2009 sera une année charnière dans la lutte contre le changement climatique. C’est en effet du 7 au 18 décembre prochain à Copenhague que la communauté internationale doit décider des suites à donner au protocole de Kyoto. Adopté en décembre 1997, entré en vigueur en février 2005, aujourd’hui ratifié par 183 Etats, ce traité impose aux pays industrialisés - à l’exception majeure des Etats-Unis qui l’ont rejeté - d’atteindre avant fin 2012 une baisse de leurs émissions globales de gaz à effet de serre de 5 % par rapport à l’année 1990. Mais à partir du 1er janvier 2013, l’engagement de Kyoto expire et la poursuite de l’effort - et plus encore son accentuation - est tout sauf assurée.

Certes, l’Union européenne a déjà officiellement adopté, le 12 décembre dernier, son "paquet énergie-climat". Il prévoit une réduction des émissions de l’Union de 20 % en 2020 (par rapport à 1990), soit un effort plus important que les - 12 % qu’auraient permis d’atteindre à cette échéance les politiques actuelles des Vingt-Sept, selon l’Agence européenne pour l’environnement 1.

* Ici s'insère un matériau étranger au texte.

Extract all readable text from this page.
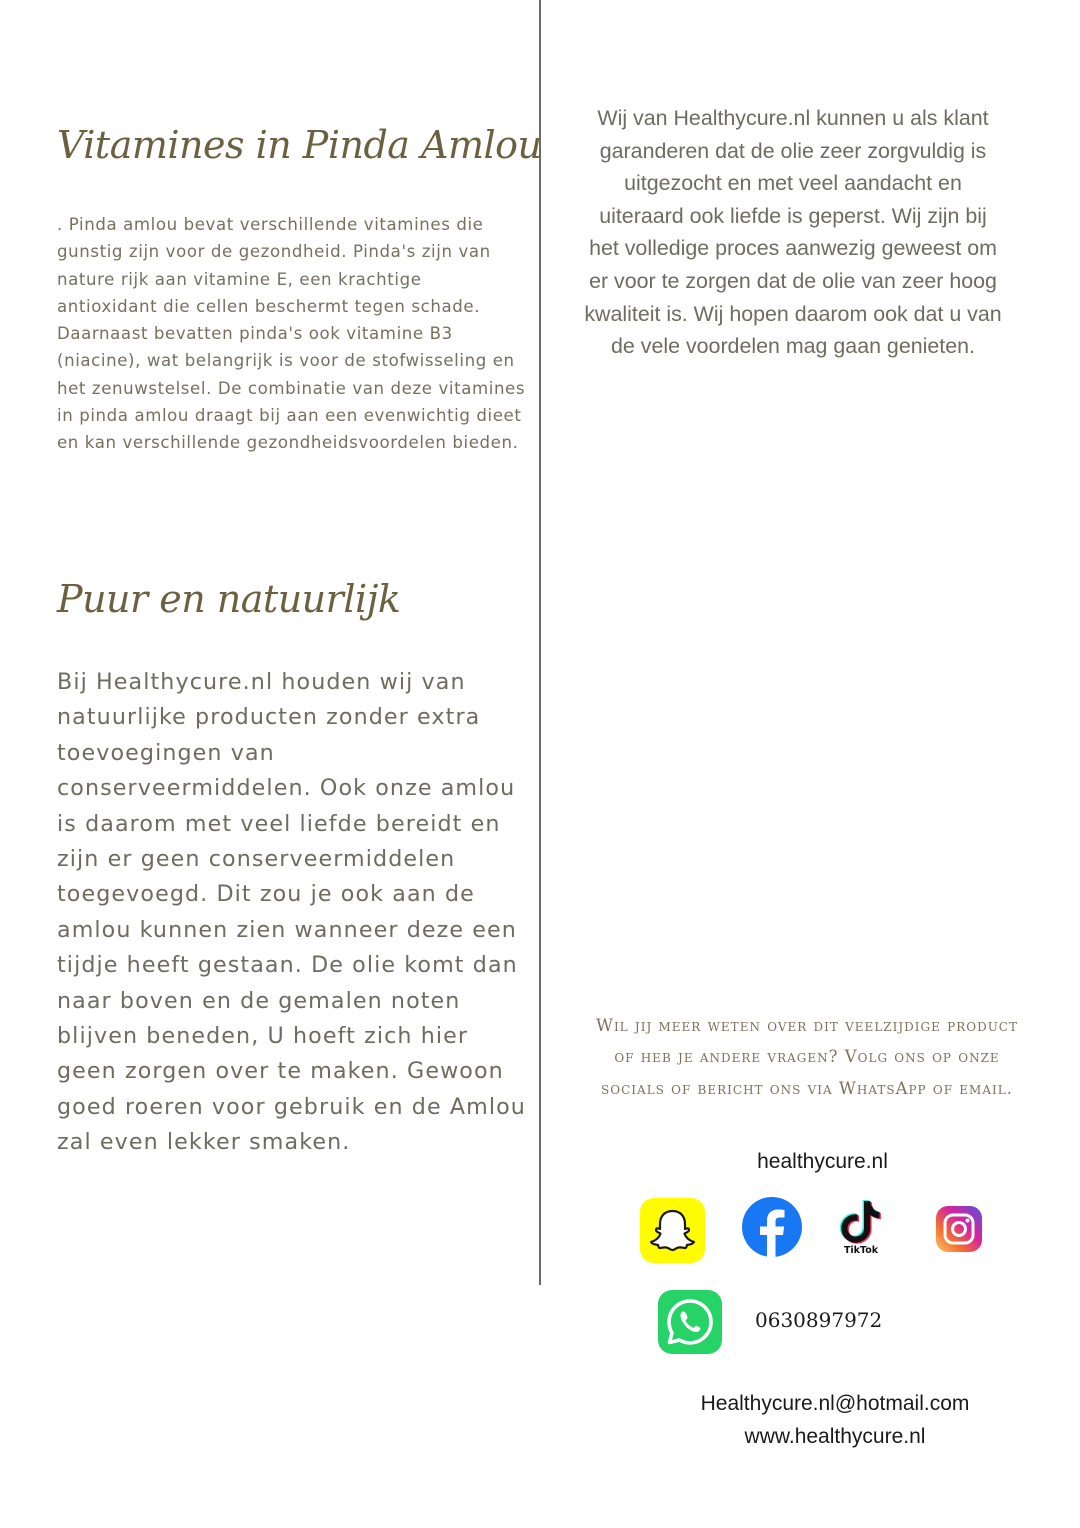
Vitamines in Pinda Amlou

. Pinda amlou bevat verschillende vitamines die gunstig zijn voor de gezondheid. Pinda's zijn van nature rijk aan vitamine E, een krachtige antioxidant die cellen beschermt tegen schade. Daarnaast bevatten pinda's ook vitamine B3 (niacine), wat belangrijk is voor de stofwisseling en het zenuwstelsel. De combinatie van deze vitamines in pinda amlou draagt bij aan een evenwichtig dieet en kan verschillende gezondheidsvoordelen bieden.

Puur en natuurlijk

Bij Healthycure.nl houden wij van natuurlijke producten zonder extra toevoegingen van conserveermiddelen. Ook onze amlou is daarom met veel liefde bereidt en zijn er geen conserveermiddelen toegevoegd. Dit zou je ook aan de amlou kunnen zien wanneer deze een tijdje heeft gestaan. De olie komt dan naar boven en de gemalen noten blijven beneden, U hoeft zich hier geen zorgen over te maken. Gewoon goed roeren voor gebruik en de Amlou zal even lekker smaken.

Wij van Healthycure.nl kunnen u als klant garanderen dat de olie zeer zorgvuldig is uitgezocht en met veel aandacht en uiteraard ook liefde is geperst. Wij zijn bij het volledige proces aanwezig geweest om er voor te zorgen dat de olie van zeer hoog kwaliteit is. Wij hopen daarom ook dat u van de vele voordelen mag gaan genieten.

Wil jij meer weten over dit veelzijdige product of heb je andere vragen? Volg ons op onze socials of bericht ons via WhatsApp of email.

healthycure.nl
TikTok
0630897972
Healthycure.nl@hotmail.com
www.healthycure.nl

Pour autant, cette décision n’engage qu’une communauté d’Etats responsables d’une partie du problème : les émissions de l’Union liées à sa consommation d’énergie s’élèvent à 4 milliards de tonnes de CO2, quand l’ensemble de la planète en a libéré près de 30 milliards dans l’atmosphère l’an dernier. Or, la communauté scientifique internationale ne cesse d’avertir qu’il faut au minimum diviser par deux les émissions mondiales avant 2050 pour contenir la hausse des températures moyennes à 2 °C environ, limite au-delà de laquelle le changement climatique déjà à l’oeuvre sera catastrophique pour l’humanité. Et encore, à condition que celle-ci se donne dès à présent les moyens de s’adapter à un monde dont les écosystèmes vont de toute façon être profondément bouleversés (voir encadré). Une telle division par deux des émissions mondiales devrait enfin tenir compte des besoins de croissance des pays en développement. Si bien qu’un partage équitable du fardeau imposerait aux pays riches de diviser par quatre (pour le moins) leurs rejets atmosphériques.

Zoom Eviter, mais aussi s’adapter

Selon l’assureur des assureurs Munich Re, les catastrophes naturelles ont fait 220 000 morts et causé 140 milliards d’euros de dégâts en 2008. Le numéro deux mondial de la réassurance attribue ce sinistre bilan en partie aux effets déjà très réels du changement climatique. Parvenir à limiter à 2 °C la hausse moyenne de la température du globe ne suffira pas à empêcher des hausses plus élevées dans de nombreuses régions habitées et la destruction d’équilibres naturels, l’intensification des accidents climatiques (cyclones...), la prolifération d’épidémies, la hausse du niveau de la mer, etc. Des perspectives très graves auxquelles le monde ne se prépare pas sérieusement.

Les populations des pays pauvres seront les premières touchées, à la fois parce qu’elles sont nombreuses dans les zones les plus exposées (le Bangladesh, par exemple, où l’essentiel de la population habite quelques mètres seulement au-dessus du niveau actuel de la mer) et parce que ces pays n’ont guère les moyens de réaliser les investissements nécessaires pour se protéger et adapter leurs infrastructures.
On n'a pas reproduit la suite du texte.